The 5 Most Depressing What If...? Issues

By Greggory Basore in Comics, Daily Lists
Monday, November 19, 2012 at 9:01 am

2. "What if The Avenger Fought Galactus?" (Volume 2, #41)

In a world where the Fantastic Four died in their fateful rocket crash instead of emerging with superpowers, things end up a bit differently. Namor is left in a state of amnesia (instead of being found and helped by the Human Torch), so he never discovers Captain America frozen in a block of ice. A much bigger difference is that when the dreaded world-eater Galactus shows up hungry, Reed Richards and the gang aren't there to save the day.

The Avengers respond to the situation and things go badly. With very little effort, Galactus subdues each team member without taking a scratch. When Iron Man is teleported to the World Ship to steal the Ultimate Nullifier, he sets off a metal-sensitive alarm (which the Human Torch didn't trigger) and is taken out of commission. With all options exhausted and little hope left, this world's version of Uatu violates his oath of non-interference and steps into the fray to save Earth.

After defeating Uatu, Galactus compromises by devouring his life force instead of Earth... which apparently means that a Watcher is the nutritional equivalent of an entire planet. Feeling a bit remorseful, Galactus takes the body of his fallen foe to the Watcher homeworld so that he can be given a proper funeral pyre. This tale has the distinction of being so bleak as to disturb our narrator who must ponder the mortality of his own alternate self.

1. "What If The Fantastic Four's Second Child had Lived?" (Volume 2, #30)

To be fair, since this issue contains two different stories, only half of it's depressing. But dear god,what a depressing half!

In this universe, Dr. Otto Octavius a.k.a. Dr. Octopus helped Reed Richards to stabilize Sue's second pregnancy. Unfortunately, there are other complications and Sue dies while in labor. This comes as a shock to everyone except young Franklin Richards, who had a dream foretelling this, and is convinced that his sister (named in memory of her departed mother) is a monster.
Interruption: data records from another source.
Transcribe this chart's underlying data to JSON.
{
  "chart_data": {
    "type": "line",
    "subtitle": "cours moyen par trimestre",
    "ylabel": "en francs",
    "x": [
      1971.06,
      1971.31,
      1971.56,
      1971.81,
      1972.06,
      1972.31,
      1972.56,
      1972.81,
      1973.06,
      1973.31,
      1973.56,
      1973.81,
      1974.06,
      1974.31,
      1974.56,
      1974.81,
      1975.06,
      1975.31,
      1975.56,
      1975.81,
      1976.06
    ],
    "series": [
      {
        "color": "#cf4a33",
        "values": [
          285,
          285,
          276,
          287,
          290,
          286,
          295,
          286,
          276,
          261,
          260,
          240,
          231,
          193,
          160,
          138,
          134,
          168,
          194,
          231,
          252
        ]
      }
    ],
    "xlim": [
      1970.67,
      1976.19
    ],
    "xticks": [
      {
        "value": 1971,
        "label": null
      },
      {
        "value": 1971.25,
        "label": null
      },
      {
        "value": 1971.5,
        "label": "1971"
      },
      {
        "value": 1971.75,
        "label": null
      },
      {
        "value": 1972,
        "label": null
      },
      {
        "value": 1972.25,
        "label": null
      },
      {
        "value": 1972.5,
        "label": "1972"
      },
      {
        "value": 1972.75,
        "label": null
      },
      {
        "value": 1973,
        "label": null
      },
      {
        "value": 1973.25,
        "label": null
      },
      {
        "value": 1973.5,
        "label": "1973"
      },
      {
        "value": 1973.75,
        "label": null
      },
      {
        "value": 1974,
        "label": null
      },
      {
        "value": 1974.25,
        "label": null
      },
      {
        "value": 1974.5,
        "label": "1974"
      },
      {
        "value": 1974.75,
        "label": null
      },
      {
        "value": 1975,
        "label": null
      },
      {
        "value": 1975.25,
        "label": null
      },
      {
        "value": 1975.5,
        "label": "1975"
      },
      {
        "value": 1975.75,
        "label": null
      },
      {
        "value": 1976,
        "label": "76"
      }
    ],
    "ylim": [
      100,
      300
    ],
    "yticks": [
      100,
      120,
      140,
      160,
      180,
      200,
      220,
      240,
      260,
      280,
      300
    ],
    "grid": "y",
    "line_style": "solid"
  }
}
Over the next few years, multiple people close to the young Suzy Storm die off from the same illness that took her namesake. Alicia, Johnny and Ben, along with every babysitter, teacher and even classmates that come in contact with Suzy all wind up dead. Try as he might, Franklin can't get his father to realize what's going on. When he presses the issue, his dad starts hitting him. So in desperation, Franklin goes to Victor Von Doom for help.
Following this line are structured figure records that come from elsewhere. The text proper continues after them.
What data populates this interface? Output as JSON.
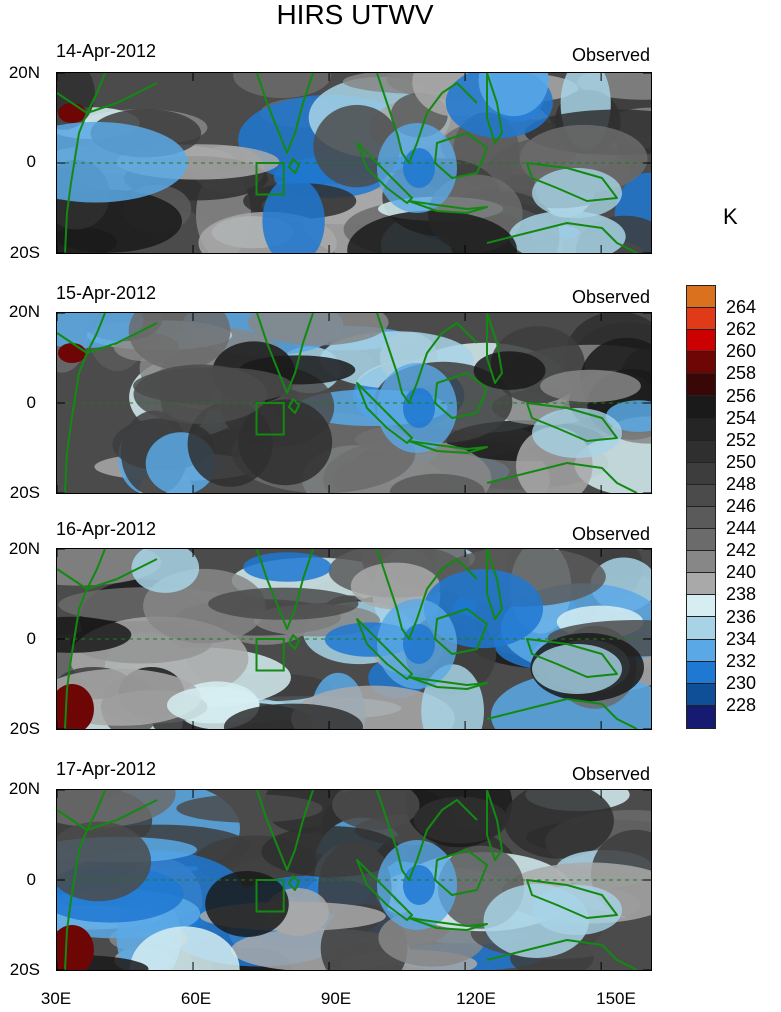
{
  "figure_title": "HIRS UTWV",
  "units": "K",
  "panels": [
    {
      "date": "14-Apr-2012",
      "label": "Observed"
    },
    {
      "date": "15-Apr-2012",
      "label": "Observed"
    },
    {
      "date": "16-Apr-2012",
      "label": "Observed"
    },
    {
      "date": "17-Apr-2012",
      "label": "Observed"
    }
  ],
  "lat_ticks": [
    "20N",
    "0",
    "20S"
  ],
  "lon_ticks": [
    "30E",
    "60E",
    "90E",
    "120E",
    "150E"
  ],
  "colorbar": {
    "levels": [
      "264",
      "262",
      "260",
      "258",
      "256",
      "254",
      "252",
      "250",
      "248",
      "246",
      "244",
      "242",
      "240",
      "238",
      "236",
      "234",
      "232",
      "230",
      "228"
    ],
    "colors": [
      "#d9711f",
      "#e03a18",
      "#cc0000",
      "#6e0606",
      "#3a0707",
      "#1a1a1a",
      "#252525",
      "#2f2f2f",
      "#3d3d3d",
      "#4b4b4b",
      "#5a5a5a",
      "#6b6b6b",
      "#878787",
      "#a9a9a9",
      "#d6eef2",
      "#a8d3e6",
      "#5aa9e6",
      "#1f78d1",
      "#0f4f98",
      "#161a70"
    ]
  }
}
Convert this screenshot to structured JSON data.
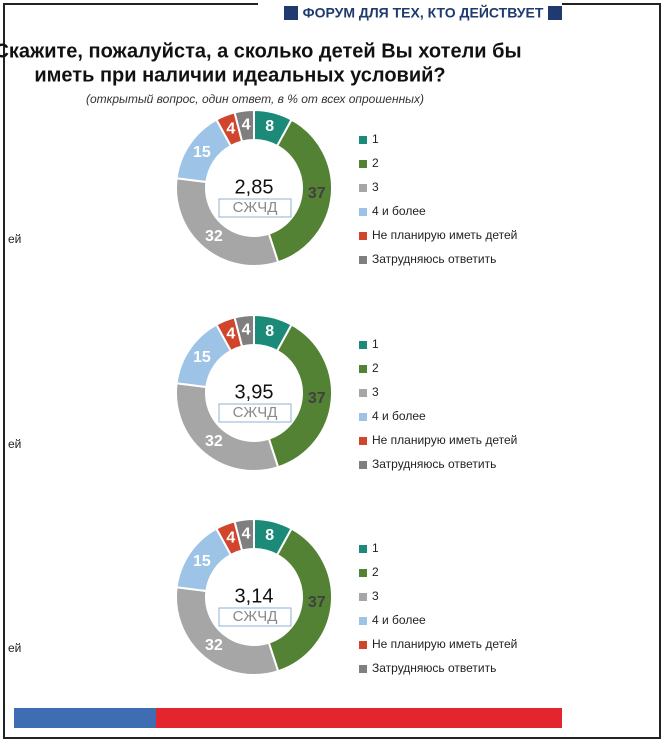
{
  "header": "ФОРУМ ДЛЯ ТЕХ, КТО ДЕЙСТВУЕТ",
  "title": [
    "Скажите, пожалуйста, а сколько детей Вы хотели бы",
    "иметь при наличии идеальных условий?"
  ],
  "subtitle": "(открытый вопрос, один ответ, в % от всех опрошенных)",
  "chart_data": [
    {
      "type": "donut",
      "categories": [
        "1",
        "2",
        "3",
        "4 и более",
        "Не планирую иметь детей",
        "Затрудняюсь ответить"
      ],
      "values": [
        8,
        37,
        32,
        15,
        4,
        4
      ],
      "colors": [
        "#1b8a78",
        "#548235",
        "#a6a6a6",
        "#9dc3e6",
        "#d0452b",
        "#7f7f7f"
      ],
      "center_value": "2,85",
      "center_label": "СЖЧД",
      "cropped_text": "ей"
    },
    {
      "type": "donut",
      "categories": [
        "1",
        "2",
        "3",
        "4 и более",
        "Не планирую иметь детей",
        "Затрудняюсь ответить"
      ],
      "values": [
        8,
        37,
        32,
        15,
        4,
        4
      ],
      "colors": [
        "#1b8a78",
        "#548235",
        "#a6a6a6",
        "#9dc3e6",
        "#d0452b",
        "#7f7f7f"
      ],
      "center_value": "3,95",
      "center_label": "СЖЧД",
      "cropped_text": "ей"
    },
    {
      "type": "donut",
      "categories": [
        "1",
        "2",
        "3",
        "4 и более",
        "Не планирую иметь детей",
        "Затрудняюсь ответить"
      ],
      "values": [
        8,
        37,
        32,
        15,
        4,
        4
      ],
      "colors": [
        "#1b8a78",
        "#548235",
        "#a6a6a6",
        "#9dc3e6",
        "#d0452b",
        "#7f7f7f"
      ],
      "center_value": "3,14",
      "center_label": "СЖЧД",
      "cropped_text": "ей"
    }
  ]
}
When Doom confronts Reed about the matter, things quickly escalate into a full-on brawl. As Richards is struck down by his arch-enemy, he sees his daughter transform into an H.R. Giger-esque monstrosity and has enough time to apologize to his son before being devoured. Doom sacrifices himself to save Franklin, giving him enough time to blast Suzy through a portal into the negative zone. His victory is hollow and bitter, because now Franklin is all alone.

As I said before, the other half of this issue is a happier story. That makes the first half of this issue the most depressing What If ever written, because even Uatu needed something to cheer himself up afterwards.